Однажды отец взял его с собой в леса Вестландии, в те места, где он вырос. Искатель давно мечтал показать сыну красоты местных искрящихся на солнце водопадов в высоких горах и гигантских приют-сосен, качающих зелёными ветками-лапищами.

Там Джонатану было спокойно. Зарывшись пальцами в мягкую сочную траву, ощущая тепло нагретой на солнце земли кончиками пальцев, юный Джонатан наблюдал, как в глазах родителя, серых, таких же, как и у него, играют солнечные лучи. В этих глазах горел огонь самой жизни, настолько яркий, что казалось, будто это не они сверкают в лучах полуденного светила, а светило сияет ярче, питаемое пламенем, бушующим в глазах Искателя.

Ни у одного человека Джонатан больше не встречал этого взгляда. Ричард Рал восхищался каждым мгновением жизни, восхвалял человеческую способность мыслить и творить и видел величайшую магию в простой способности к рождению ребёнка.

Родители научили Джонатана видеть, слышать, чувствовать этот удивительный мир, в котором человеку было дано творить, любить и испытывать счастье.
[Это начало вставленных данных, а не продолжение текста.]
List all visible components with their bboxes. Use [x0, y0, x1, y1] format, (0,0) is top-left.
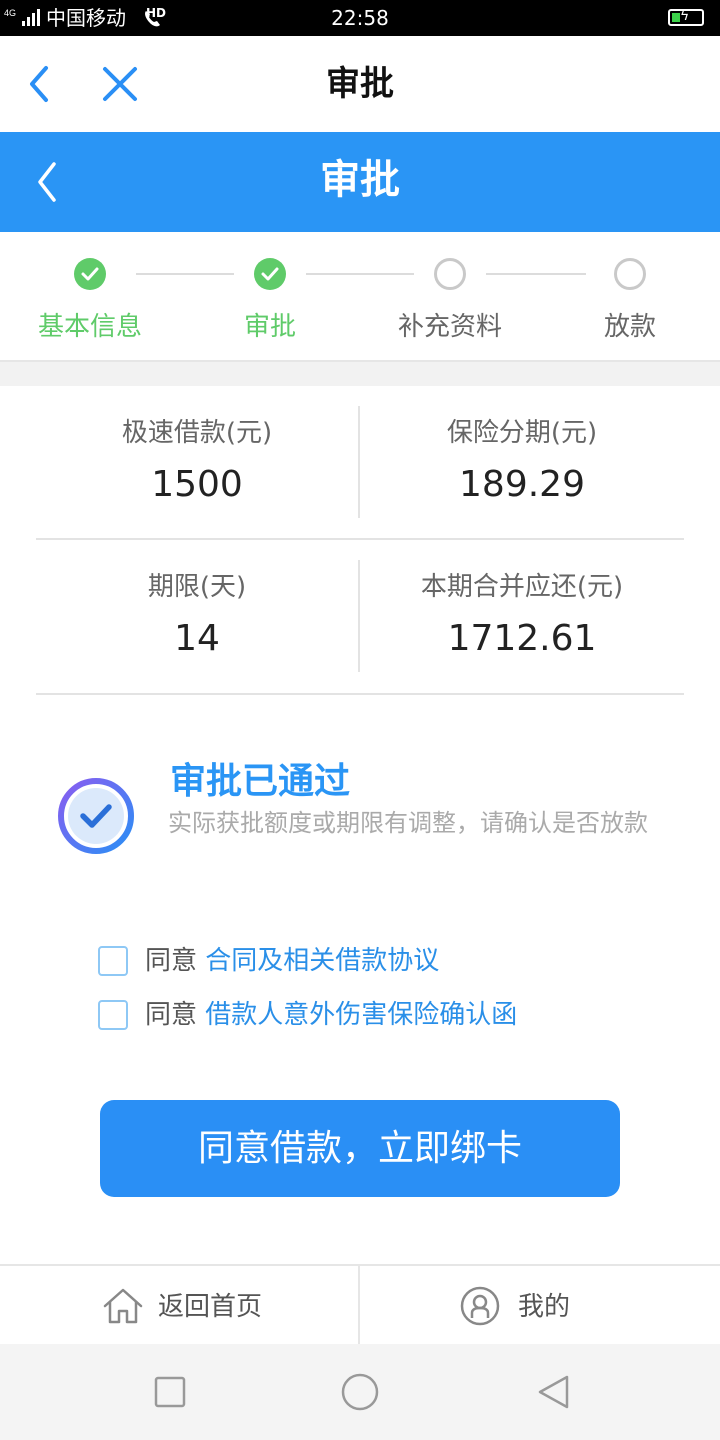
step-4-circle-icon: [614, 258, 646, 290]
agreement-checkbox[interactable]: [98, 946, 128, 976]
back-nav-icon[interactable]: [536, 1374, 572, 1410]
system-nav-bar: [0, 1344, 720, 1440]
header-back-icon[interactable]: [30, 162, 70, 202]
approval-status-description: 实际获批额度或期限有调整，请确认是否放款: [168, 809, 648, 837]
step-2-check-icon: [254, 258, 286, 290]
page-header: 审批: [0, 132, 720, 232]
insurance-value: 189.29: [459, 464, 585, 505]
progress-steps: 基本信息 审批 补充资料 放款: [0, 232, 720, 362]
tab-home[interactable]: 返回首页: [0, 1266, 358, 1344]
back-arrow-icon[interactable]: [20, 64, 60, 104]
user-icon: [460, 1286, 500, 1326]
step-label-disbursement: 放款: [603, 312, 656, 342]
status-bar: 4G 中国移动 HD 22:58 ϟ: [0, 0, 720, 36]
step-connector: [306, 273, 414, 275]
step-3-circle-icon: [434, 258, 466, 290]
close-icon[interactable]: [100, 64, 140, 104]
step-label-basic-info: 基本信息: [37, 312, 142, 342]
grid-divider: [36, 538, 684, 540]
page-title: 审批: [320, 157, 400, 203]
home-nav-icon[interactable]: [340, 1372, 380, 1412]
battery-icon: ϟ: [668, 8, 704, 26]
repay-value: 1712.61: [447, 618, 597, 659]
step-label-approval: 审批: [243, 312, 296, 342]
step-connector: [486, 273, 586, 275]
agreement-checkbox[interactable]: [98, 1000, 128, 1030]
top-nav: 审批: [0, 36, 720, 132]
step-1-check-icon: [74, 258, 106, 290]
repay-label: 本期合并应还(元): [420, 572, 624, 602]
tab-mine-label: 我的: [518, 1292, 571, 1322]
step-label-supplement: 补充资料: [397, 312, 502, 342]
section-divider: [0, 362, 720, 386]
tab-home-label: 返回首页: [158, 1292, 263, 1322]
approved-badge-icon: [58, 778, 134, 854]
amount-label: 极速借款(元): [121, 418, 273, 448]
home-icon: [103, 1288, 143, 1324]
contract-agreement-link[interactable]: 合同及相关借款协议: [205, 946, 439, 976]
approval-status-title: 审批已通过: [170, 761, 351, 802]
insurance-label: 保险分期(元): [446, 418, 598, 448]
grid-divider: [36, 693, 684, 695]
agreement-prefix: 同意: [145, 1000, 198, 1030]
insurance-confirmation-link[interactable]: 借款人意外伤害保险确认函: [205, 1000, 517, 1030]
step-connector: [136, 273, 234, 275]
status-time: 22:58: [331, 6, 389, 30]
recent-apps-icon[interactable]: [154, 1376, 186, 1408]
term-value: 14: [174, 618, 220, 659]
agreement-prefix: 同意: [145, 946, 198, 976]
bottom-tab-bar: 返回首页 我的: [0, 1264, 720, 1346]
term-label: 期限(天): [147, 572, 247, 602]
amount-value: 1500: [151, 464, 243, 505]
tab-mine[interactable]: 我的: [360, 1266, 720, 1344]
agree-and-bind-card-button[interactable]: 同意借款，立即绑卡: [100, 1100, 620, 1197]
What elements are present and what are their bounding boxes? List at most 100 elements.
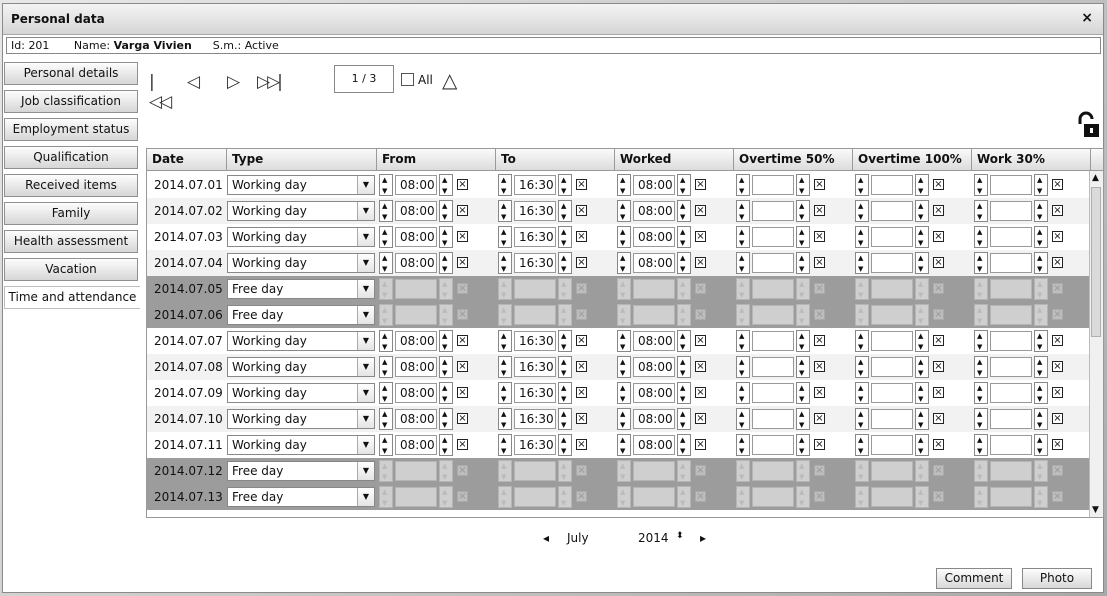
overtime-100-time-input[interactable] [871,435,913,455]
type-select[interactable]: Working day ▼ [227,331,375,351]
clear-checkbox-icon[interactable]: × [933,335,944,346]
to-time-input[interactable]: 16:30 [514,409,556,429]
from-time-input[interactable]: 08:00 [395,357,437,377]
spinner-arrows-icon[interactable] [796,460,810,482]
spinner-arrows-icon[interactable] [677,174,691,196]
to-time-input[interactable] [514,487,556,507]
from-time-input[interactable] [395,305,437,325]
next-month-icon[interactable]: ▸ [700,531,706,545]
clear-checkbox-icon[interactable]: × [1052,413,1063,424]
clear-checkbox-icon[interactable]: × [1052,361,1063,372]
from-time-input[interactable]: 08:00 [395,331,437,351]
from-time-input[interactable]: 08:00 [395,175,437,195]
clear-checkbox-icon[interactable]: × [457,439,468,450]
page-indicator[interactable]: 1 / 3 [334,65,394,93]
overtime-100-time-input[interactable] [871,279,913,299]
scroll-thumb[interactable] [1091,187,1101,337]
spinner-arrows-icon[interactable] [498,226,512,248]
clear-checkbox-icon[interactable]: × [457,283,468,294]
clear-checkbox-icon[interactable]: × [457,413,468,424]
from-time-input[interactable] [395,279,437,299]
sidebar-item-qualification[interactable]: Qualification [4,146,138,169]
overtime-100-time-input[interactable] [871,201,913,221]
clear-checkbox-icon[interactable]: × [1052,309,1063,320]
overtime-50-time-input[interactable] [752,201,794,221]
overtime-50-time-input[interactable] [752,409,794,429]
spinner-arrows-icon[interactable] [736,330,750,352]
all-checkbox-wrap[interactable]: All [401,73,433,87]
clear-checkbox-icon[interactable]: × [695,309,706,320]
clear-checkbox-icon[interactable]: × [814,283,825,294]
worked-time-input[interactable]: 08:00 [633,175,675,195]
spinner-arrows-icon[interactable] [379,408,393,430]
type-select[interactable]: Working day ▼ [227,175,375,195]
clear-checkbox-icon[interactable]: × [814,179,825,190]
spinner-arrows-icon[interactable] [974,408,988,430]
spinner-arrows-icon[interactable] [855,278,869,300]
work-30-time-input[interactable] [990,461,1032,481]
col-worked[interactable]: Worked [615,149,734,170]
clear-checkbox-icon[interactable]: × [933,283,944,294]
clear-checkbox-icon[interactable]: × [814,439,825,450]
spinner-arrows-icon[interactable] [439,278,453,300]
spinner-arrows-icon[interactable] [736,200,750,222]
spinner-arrows-icon[interactable] [439,460,453,482]
to-time-input[interactable]: 16:30 [514,435,556,455]
overtime-100-time-input[interactable] [871,409,913,429]
overtime-50-time-input[interactable] [752,461,794,481]
spinner-arrows-icon[interactable] [736,382,750,404]
spinner-arrows-icon[interactable] [855,226,869,248]
to-time-input[interactable]: 16:30 [514,175,556,195]
spinner-arrows-icon[interactable] [1034,486,1048,508]
work-30-time-input[interactable] [990,409,1032,429]
spinner-arrows-icon[interactable] [558,200,572,222]
overtime-50-time-input[interactable] [752,331,794,351]
worked-time-input[interactable]: 08:00 [633,409,675,429]
spinner-arrows-icon[interactable] [855,330,869,352]
spinner-arrows-icon[interactable] [558,408,572,430]
from-time-input[interactable] [395,487,437,507]
spinner-arrows-icon[interactable] [677,382,691,404]
spinner-arrows-icon[interactable] [736,408,750,430]
spinner-arrows-icon[interactable] [1034,252,1048,274]
to-time-input[interactable]: 16:30 [514,253,556,273]
overtime-50-time-input[interactable] [752,305,794,325]
dropdown-arrow-icon[interactable]: ▼ [357,228,374,246]
spinner-arrows-icon[interactable] [617,356,631,378]
spinner-arrows-icon[interactable] [974,434,988,456]
spinner-arrows-icon[interactable] [736,174,750,196]
previous-page-icon[interactable]: ◁ [187,72,200,92]
spinner-arrows-icon[interactable] [439,304,453,326]
clear-checkbox-icon[interactable]: × [695,283,706,294]
sidebar-item-employment-status[interactable]: Employment status [4,118,138,141]
clear-checkbox-icon[interactable]: × [1052,335,1063,346]
next-page-icon[interactable]: ▷ [227,72,240,92]
clear-checkbox-icon[interactable]: × [933,491,944,502]
work-30-time-input[interactable] [990,487,1032,507]
spinner-arrows-icon[interactable] [379,330,393,352]
worked-time-input[interactable]: 08:00 [633,383,675,403]
spinner-arrows-icon[interactable] [498,408,512,430]
overtime-50-time-input[interactable] [752,175,794,195]
clear-checkbox-icon[interactable]: × [1052,179,1063,190]
spinner-arrows-icon[interactable] [439,200,453,222]
clear-checkbox-icon[interactable]: × [933,361,944,372]
clear-checkbox-icon[interactable]: × [933,231,944,242]
to-time-input[interactable] [514,279,556,299]
spinner-arrows-icon[interactable] [379,304,393,326]
overtime-100-time-input[interactable] [871,357,913,377]
dropdown-arrow-icon[interactable]: ▼ [357,202,374,220]
col-type[interactable]: Type [227,149,377,170]
type-select[interactable]: Working day ▼ [227,357,375,377]
clear-checkbox-icon[interactable]: × [695,205,706,216]
work-30-time-input[interactable] [990,435,1032,455]
spinner-arrows-icon[interactable] [915,382,929,404]
work-30-time-input[interactable] [990,201,1032,221]
spinner-arrows-icon[interactable] [558,252,572,274]
spinner-arrows-icon[interactable] [1034,200,1048,222]
spinner-arrows-icon[interactable] [1034,330,1048,352]
from-time-input[interactable]: 08:00 [395,201,437,221]
spinner-arrows-icon[interactable] [796,200,810,222]
spinner-arrows-icon[interactable] [558,226,572,248]
col-from[interactable]: From [377,149,496,170]
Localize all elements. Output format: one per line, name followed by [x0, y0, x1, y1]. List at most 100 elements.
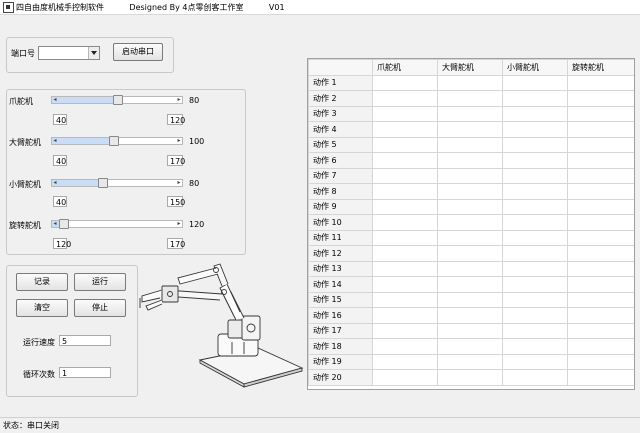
table-cell[interactable]: [437, 276, 503, 293]
table-row[interactable]: 动作 4: [308, 121, 634, 138]
table-cell[interactable]: [372, 276, 438, 293]
arrow-left-icon[interactable]: ◂: [52, 220, 58, 227]
table-row[interactable]: 动作 2: [308, 90, 634, 107]
table-cell[interactable]: [372, 245, 438, 262]
table-cell[interactable]: [437, 90, 503, 107]
port-select[interactable]: [38, 46, 100, 60]
table-cell[interactable]: [502, 105, 568, 122]
table-cell[interactable]: [372, 369, 438, 386]
table-cell[interactable]: [567, 276, 634, 293]
table-cell[interactable]: [372, 353, 438, 370]
table-row[interactable]: 动作 17: [308, 322, 634, 339]
table-cell[interactable]: [502, 353, 568, 370]
arrow-right-icon[interactable]: ▸: [176, 220, 182, 227]
table-row[interactable]: 动作 11: [308, 229, 634, 246]
table-cell[interactable]: [502, 369, 568, 386]
slider-thumb[interactable]: [113, 95, 123, 105]
table-cell[interactable]: [372, 291, 438, 308]
table-cell[interactable]: [437, 152, 503, 169]
table-cell[interactable]: [372, 105, 438, 122]
table-row[interactable]: 动作 18: [308, 338, 634, 355]
table-cell[interactable]: [502, 136, 568, 153]
table-cell[interactable]: [502, 307, 568, 324]
start-serial-button[interactable]: 启动串口: [113, 43, 163, 61]
table-cell[interactable]: [372, 183, 438, 200]
table-cell[interactable]: [437, 167, 503, 184]
action-table[interactable]: 爪舵机 大臂舵机 小臂舵机 旋转舵机 动作 1 动作 2 动作 3 动作 4 动作 5 动作 6…: [307, 58, 635, 390]
table-row[interactable]: 动作 1: [308, 74, 634, 91]
table-cell[interactable]: [502, 214, 568, 231]
servo-slider[interactable]: ◂ ▸: [51, 136, 183, 146]
table-cell[interactable]: [437, 338, 503, 355]
table-cell[interactable]: [437, 260, 503, 277]
table-cell[interactable]: [437, 291, 503, 308]
table-row[interactable]: 动作 9: [308, 198, 634, 215]
table-cell[interactable]: [502, 74, 568, 91]
table-cell[interactable]: [437, 245, 503, 262]
table-cell[interactable]: [437, 322, 503, 339]
table-cell[interactable]: [502, 260, 568, 277]
table-cell[interactable]: [567, 152, 634, 169]
servo-slider[interactable]: ◂ ▸: [51, 178, 183, 188]
table-cell[interactable]: [567, 90, 634, 107]
table-cell[interactable]: [372, 152, 438, 169]
servo-max-input[interactable]: 170: [167, 238, 185, 249]
table-cell[interactable]: [437, 198, 503, 215]
table-cell[interactable]: [567, 229, 634, 246]
slider-thumb[interactable]: [108, 136, 119, 146]
table-row[interactable]: 动作 16: [308, 307, 634, 324]
table-cell[interactable]: [567, 167, 634, 184]
table-cell[interactable]: [372, 167, 438, 184]
table-cell[interactable]: [567, 353, 634, 370]
table-cell[interactable]: [567, 121, 634, 138]
table-cell[interactable]: [502, 90, 568, 107]
table-row[interactable]: 动作 10: [308, 214, 634, 231]
table-cell[interactable]: [372, 214, 438, 231]
servo-min-input[interactable]: 40: [53, 114, 67, 125]
table-cell[interactable]: [502, 229, 568, 246]
table-cell[interactable]: [502, 198, 568, 215]
arrow-right-icon[interactable]: ▸: [176, 179, 182, 186]
stop-button[interactable]: 停止: [74, 299, 126, 317]
chevron-down-icon[interactable]: [88, 47, 99, 59]
servo-max-input[interactable]: 120: [167, 114, 185, 125]
speed-input[interactable]: 5: [59, 335, 111, 346]
arrow-right-icon[interactable]: ▸: [176, 96, 182, 103]
servo-min-input[interactable]: 120: [53, 238, 71, 249]
table-row[interactable]: 动作 15: [308, 291, 634, 308]
arrow-left-icon[interactable]: ◂: [52, 96, 58, 103]
servo-slider[interactable]: ◂ ▸: [51, 219, 183, 229]
table-cell[interactable]: [437, 307, 503, 324]
table-cell[interactable]: [567, 369, 634, 386]
table-cell[interactable]: [502, 152, 568, 169]
servo-slider[interactable]: ◂ ▸: [51, 95, 183, 105]
table-row[interactable]: 动作 12: [308, 245, 634, 262]
run-button[interactable]: 运行: [74, 273, 126, 291]
table-cell[interactable]: [437, 121, 503, 138]
table-row[interactable]: 动作 20: [308, 369, 634, 386]
table-cell[interactable]: [502, 183, 568, 200]
table-cell[interactable]: [567, 245, 634, 262]
slider-thumb[interactable]: [59, 219, 69, 229]
table-cell[interactable]: [372, 229, 438, 246]
table-row[interactable]: 动作 13: [308, 260, 634, 277]
table-cell[interactable]: [502, 322, 568, 339]
table-cell[interactable]: [372, 121, 438, 138]
arrow-left-icon[interactable]: ◂: [52, 179, 58, 186]
table-cell[interactable]: [502, 121, 568, 138]
table-cell[interactable]: [437, 229, 503, 246]
table-cell[interactable]: [437, 353, 503, 370]
table-cell[interactable]: [437, 136, 503, 153]
table-cell[interactable]: [372, 307, 438, 324]
servo-max-input[interactable]: 170: [167, 155, 185, 166]
servo-min-input[interactable]: 40: [53, 155, 67, 166]
record-button[interactable]: 记录: [16, 273, 68, 291]
servo-max-input[interactable]: 150: [167, 196, 185, 207]
table-cell[interactable]: [567, 136, 634, 153]
arrow-left-icon[interactable]: ◂: [52, 137, 58, 144]
table-row[interactable]: 动作 14: [308, 276, 634, 293]
table-row[interactable]: 动作 7: [308, 167, 634, 184]
table-cell[interactable]: [437, 214, 503, 231]
table-row[interactable]: 动作 19: [308, 353, 634, 370]
table-cell[interactable]: [567, 198, 634, 215]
Это был мир, в котором Искатель научил сына сражаться, чтобы защитить то, что он любит, мир, в котором мать научила Джонатана управлять, чтобы защищать то, что любят другие. Это было место, где Мать-Исповедница пела своим детям колыбельные и учила говорить на языках множества народов и существ, живущих в огромной Империи, а Искатель учил их строить дом, улыбаясь каждому новому успеху детей и искренне благодаря их за помощь. 

Это было место, время, когда Джонатан был счастлив.

Сидя на пустой измятой постели, омытый издевательски яркими тёплыми лучами, Император, вцепившись в волосы, взвыл. Тоска, это ужасное чувство, разъедала душу. Он тосковал по ярким краскам, по поражающим воображение звукам, он тосковал по покою и радости. Джонатан жаждал вновь испытать всё то, что могла испытывать она и чего был лишён он, проигравший боли и жажде мести и заплативший за поражение целым миром.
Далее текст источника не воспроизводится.